Revisionen wegen bandenmäßigen Handeltreibens verworfen; Verfall ergänzt
- Gericht
- BGH
- Spruchkörper
- 1. Strafsenat
- Aktenzeichen
- 1 StR 392/98
- Datum
- 16.09.1998
- Rechtsgebiet
- Strafrecht
Abstrakte Rechtssätze
Die Revision ist zu verwerfen, wenn die Nachprüfung des Urteils keine zu Lasten der Angeklagten wirkenden Rechtsfehler ergibt (§ 349 Abs. 2 StPO).
Die Nichtzulassung einzelner rechtlich selbständiger Fälle der Anklage nach § 207 Abs. 1 StPO begründet nur dann einen Rechtsfehler, wenn die nicht zugelassenen Anklagepunkte den Rechtsbereich des rügenden Angeklagten betreffen.
Eine Verfahrensrüge nach §§ 207, 243 Abs. 3 StPO ist unbegründet, wenn der behauptete Verfahrensmangel das Urteil nicht in entscheidungserheblicher Weise beeinflusst hat.

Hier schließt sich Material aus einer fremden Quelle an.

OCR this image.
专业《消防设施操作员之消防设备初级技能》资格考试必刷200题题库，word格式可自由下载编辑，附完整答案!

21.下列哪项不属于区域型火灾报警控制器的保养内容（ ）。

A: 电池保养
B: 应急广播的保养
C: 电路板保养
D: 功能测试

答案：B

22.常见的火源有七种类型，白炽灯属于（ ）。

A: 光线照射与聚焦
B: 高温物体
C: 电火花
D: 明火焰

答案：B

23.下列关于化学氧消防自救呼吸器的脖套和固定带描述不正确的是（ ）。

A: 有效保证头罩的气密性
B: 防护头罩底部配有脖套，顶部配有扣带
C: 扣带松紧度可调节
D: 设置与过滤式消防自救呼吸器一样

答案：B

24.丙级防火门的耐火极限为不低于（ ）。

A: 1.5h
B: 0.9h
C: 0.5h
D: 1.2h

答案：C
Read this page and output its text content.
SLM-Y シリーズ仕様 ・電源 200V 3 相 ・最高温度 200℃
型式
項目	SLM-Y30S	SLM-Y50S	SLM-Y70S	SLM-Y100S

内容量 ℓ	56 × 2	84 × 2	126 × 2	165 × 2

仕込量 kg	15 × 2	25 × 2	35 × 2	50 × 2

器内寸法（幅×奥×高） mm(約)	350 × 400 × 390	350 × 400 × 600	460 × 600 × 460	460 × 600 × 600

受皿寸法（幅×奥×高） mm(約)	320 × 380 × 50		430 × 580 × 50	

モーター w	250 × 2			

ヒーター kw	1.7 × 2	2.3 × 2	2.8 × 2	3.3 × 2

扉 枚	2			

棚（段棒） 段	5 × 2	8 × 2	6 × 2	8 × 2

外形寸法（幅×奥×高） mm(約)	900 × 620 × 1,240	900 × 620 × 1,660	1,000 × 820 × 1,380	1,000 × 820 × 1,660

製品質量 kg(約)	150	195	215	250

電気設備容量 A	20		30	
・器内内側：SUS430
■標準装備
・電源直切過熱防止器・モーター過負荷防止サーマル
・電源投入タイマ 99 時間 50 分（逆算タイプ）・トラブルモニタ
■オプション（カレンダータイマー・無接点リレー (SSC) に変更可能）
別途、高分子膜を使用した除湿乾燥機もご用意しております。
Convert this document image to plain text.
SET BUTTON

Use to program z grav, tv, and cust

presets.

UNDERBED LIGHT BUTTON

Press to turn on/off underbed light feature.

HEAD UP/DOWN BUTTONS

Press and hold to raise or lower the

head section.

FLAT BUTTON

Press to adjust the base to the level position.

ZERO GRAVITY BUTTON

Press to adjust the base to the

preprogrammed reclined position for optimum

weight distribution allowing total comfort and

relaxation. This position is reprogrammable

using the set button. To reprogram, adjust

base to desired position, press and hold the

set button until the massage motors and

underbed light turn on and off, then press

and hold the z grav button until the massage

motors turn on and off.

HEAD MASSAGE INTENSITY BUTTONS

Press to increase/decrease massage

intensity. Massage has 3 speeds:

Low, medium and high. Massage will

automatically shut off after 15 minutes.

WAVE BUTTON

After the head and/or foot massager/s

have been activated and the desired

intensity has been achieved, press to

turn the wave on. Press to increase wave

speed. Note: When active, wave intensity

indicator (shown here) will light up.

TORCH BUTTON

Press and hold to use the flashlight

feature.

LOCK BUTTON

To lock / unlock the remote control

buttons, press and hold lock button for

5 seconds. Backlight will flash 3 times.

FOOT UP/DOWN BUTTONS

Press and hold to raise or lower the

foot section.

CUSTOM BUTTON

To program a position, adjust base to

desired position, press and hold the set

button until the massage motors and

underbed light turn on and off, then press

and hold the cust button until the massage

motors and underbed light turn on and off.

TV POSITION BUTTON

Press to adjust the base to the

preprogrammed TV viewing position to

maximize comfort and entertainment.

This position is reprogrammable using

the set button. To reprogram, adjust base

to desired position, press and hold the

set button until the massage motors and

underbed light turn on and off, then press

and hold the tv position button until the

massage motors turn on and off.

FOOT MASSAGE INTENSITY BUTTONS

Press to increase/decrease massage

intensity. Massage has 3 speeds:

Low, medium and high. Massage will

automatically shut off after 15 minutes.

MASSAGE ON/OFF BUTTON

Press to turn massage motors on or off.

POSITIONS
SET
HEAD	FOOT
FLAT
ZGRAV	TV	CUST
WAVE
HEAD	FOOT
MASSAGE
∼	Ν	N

Das Revisionsgericht kann die Urteilsformel ergänzen, wenn sich aus der Entscheidung eine Klarstellung ergibt (z. B. Ergänzung der Verfallsanordnung).
Vorinstanzen
Landgericht Freiburg, 2. März 1998
Rubrum
BUNDESGERICHTSHOF BESCHLUSS 1 StR 392/98 vom 16. September 1998
In der Strafsache gegen [REDACTED] wegen unerlaubten bandenmäßigen Handeltreibens mit Betäubungsmitteln in nicht geringer Menge
Der 1. Strafsenat des Bundesgerichtshofs hat am **16. September 1998
Tenor
Die Revisionen der Angeklagten gegen das Urteil des Landgerichts Freiburg vom 2. März 1998 werden als unbegründet verworfen, da die Nachprüfung des Urteils aufgrund der Revisionsrechtfertigungen keinen Rechtsfehler zum Nachteil der Angeklagten ergeben hat (§ 349 Abs. 2 StPO).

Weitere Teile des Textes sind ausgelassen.